Paysafe Payment Gateway Charges Verification
Finance teams that process payments through Paysafe often need to verify whether gateway fees, taxes, and settlement amounts match what was expected. Cointab helps reconcile Paysafe charges by comparing internal records with external payment and settlement reports, then highlighting differences that need review.
Why Paysafe charge verification matters
Payment gateway reconciliation is not just about confirming that a transaction was processed. Finance teams also need to check whether the correct fee was charged, whether taxes were applied properly, and whether the settlement amount reflects the right deductions.
Without a structured process, this work is often handled in Excel using manual checks, lookup formulas, and repeated file comparisons. That makes it harder to spot:
- Overcharged gateway fees
- Undercharged or missing fees
- Tax differences
- Settlement amount mismatches
- Missing or delayed transactions
- Records that need manual review
How Cointab structures the reconciliation
Cointab uses a Side A and Side B model so finance teams can clearly define what should be compared.
Side A: your internal records
Side A typically contains the records your business expects to be correct, such as:
- Internal sales report
- Order report
- Books or ERP export
- Expected payment and fee working
- Internal settlement calculation
Side B: Paysafe records
Side B contains the external records received from Paysafe, such as:
- Payment report
- Settlement report
- Rate card or fee schedule
- Any supporting payout or transaction file
If needed, users can also upload supporting data to enrich the workflow before reconciliation, such as order metadata, customer mapping, or fee lookup files.
Typical matching logic for Paysafe reconciliation
Cointab lets finance teams map the key fields required for verification, such as transaction date, amount, and identifiers like order ID, payment reference, or transaction ID.
The reconciliation engine can compare records using structured logic, including:
- One-to-one matching
- One-to-many matching
- Many-to-one matching
- Net-to-net comparison
- Partial matching
- Contra-style matching where relevant
This is useful when a single business transaction must be compared against multiple gateway entries or when reference fields are not identical across systems.
What the report can show
Once the reconciliation is run, the report helps users review results in a clear finance-friendly format.
Fully matched
The fee, tax, and settlement logic aligns with the expected values.
Partially matched
The transaction is related, but one part does not fully align. For example, the order reference may match, but the fee or net settlement differs.
Unmatched
The record appears on one side but not the other. This can indicate a missing file, a missing transaction, or a record that needs investigation.
Skipped
The row was excluded because it did not meet the required format or validation rules.
Users can filter the report, review open items, and download the reconciliation output in Excel for internal review or audit support.

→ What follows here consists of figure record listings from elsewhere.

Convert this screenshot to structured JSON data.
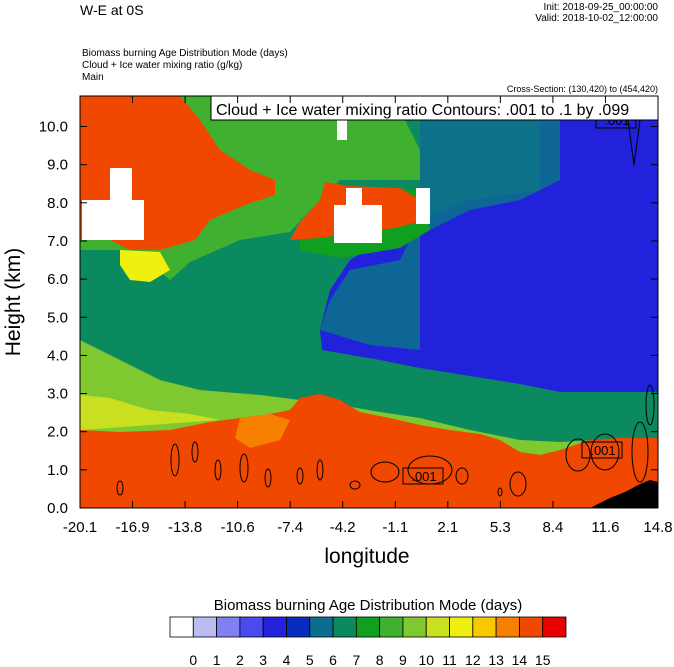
{
  "header": {
    "title": "W-E at 0S",
    "init": "Init: 2018-09-25_00:00:00",
    "valid": "Valid: 2018-10-02_12:00:00",
    "field1": "Biomass burning Age Distribution Mode   (days)",
    "field2": "Cloud + Ice water mixing ratio   (g/kg)",
    "field3": "Main",
    "cross_section": "Cross-Section: (130,420) to (454,420)"
  },
  "chart_data": {
    "type": "heatmap",
    "title": "Biomass burning Age Distribution Mode  (days)",
    "contour_label": "Cloud + Ice water mixing ratio Contours: .001 to .1 by .099",
    "contour_value_labels": [
      ".001",
      ".001",
      ".001"
    ],
    "xlabel": "longitude",
    "ylabel": "Height (km)",
    "x_ticks": [
      "-20.1",
      "-16.9",
      "-13.8",
      "-10.6",
      "-7.4",
      "-4.2",
      "-1.1",
      "2.1",
      "5.3",
      "8.4",
      "11.6",
      "14.8"
    ],
    "y_ticks": [
      "0.0",
      "1.0",
      "2.0",
      "3.0",
      "4.0",
      "5.0",
      "6.0",
      "7.0",
      "8.0",
      "9.0",
      "10.0"
    ],
    "xlim": [
      -20.1,
      14.8
    ],
    "ylim": [
      0,
      10.8
    ],
    "colorbar": {
      "labels": [
        "0",
        "1",
        "2",
        "3",
        "4",
        "5",
        "6",
        "7",
        "8",
        "9",
        "10",
        "11",
        "12",
        "13",
        "14",
        "15"
      ],
      "colors": [
        "#ffffff",
        "#bcbcf5",
        "#8080f0",
        "#4a4aee",
        "#2222dd",
        "#0a2cbe",
        "#0c6e8e",
        "#0a8a5e",
        "#10a020",
        "#40b030",
        "#80c830",
        "#c8e020",
        "#f0f010",
        "#f8c800",
        "#f88000",
        "#f04800",
        "#e80000"
      ]
    },
    "approximate_layers": [
      {
        "region": "boundary layer, full width",
        "height_km": [
          0,
          2.2
        ],
        "value_days": 15
      },
      {
        "region": "west, mid levels",
        "height_km": [
          2.2,
          7.0
        ],
        "value_days": 7
      },
      {
        "region": "east, mid/upper levels",
        "height_km": [
          2.2,
          10.8
        ],
        "value_days": 4
      },
      {
        "region": "west, upper levels",
        "height_km": [
          7.5,
          10.8
        ],
        "value_days": 15
      },
      {
        "region": "center, upper levels",
        "height_km": [
          7.0,
          10.8
        ],
        "value_days": 8
      }
    ]
  }
}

Common Paysafe charge differences finance teams review
A structured reconciliation makes it easier to isolate the reason for each difference. Common examples include:
- Fee correctly charged
- Fee overcharged
- Fee undercharged
- Tax correctly charged
- Tax overcharged
- Tax undercharged
- Settlement amount match
- Settlement amount mismatch
These outcomes help teams focus on the exceptions instead of checking every transaction manually.
Reusable for recurring reconciliation cycles
Paysafe reconciliation is usually not a one-time task. Most finance teams need to repeat the same review for monthly, quarterly, or custom periods.
Cointab is designed so the setup can be reused. After the workflow is configured once, teams can rerun the same reconciliation for future periods by uploading the latest files and refreshing the report.
For recurring operations, users can also automate data flow through email, SFTP, or API-based input and schedule the reconciliation to run automatically when the required files are available.
Derived columns and AI assistance
Sometimes the raw file needs a little preparation before reconciliation. Cointab supports derived columns so finance users can calculate values such as:
- Clean transaction IDs
- Net amounts
- Fee-adjusted amounts
- Tax-adjusted values
- Normalized references
AI can help generate Excel-style formulas for these calculated fields, which reduces manual spreadsheet work.
After structured matching is complete, AI can also help analyze remaining open items and suggest likely reasons for the mismatch. This is useful when partner references are incomplete or descriptions are inconsistent, while still keeping the final result reviewable and audit-friendly.
Manual review remains available
When the system cannot confidently match a transaction, users can review the open items and perform a manual match if the totals and business context support it. That gives finance teams control over exceptions without relying on hidden logic or risky auto-matching.
Built for finance operations and audit readiness
Cointab is designed to make reconciliation transparent. Finance users can see what was matched, what remained open, what was skipped, and what needs follow-up. That makes it easier to support month-end close, internal review, and audit preparation without rebuilding the same spreadsheet process every cycle.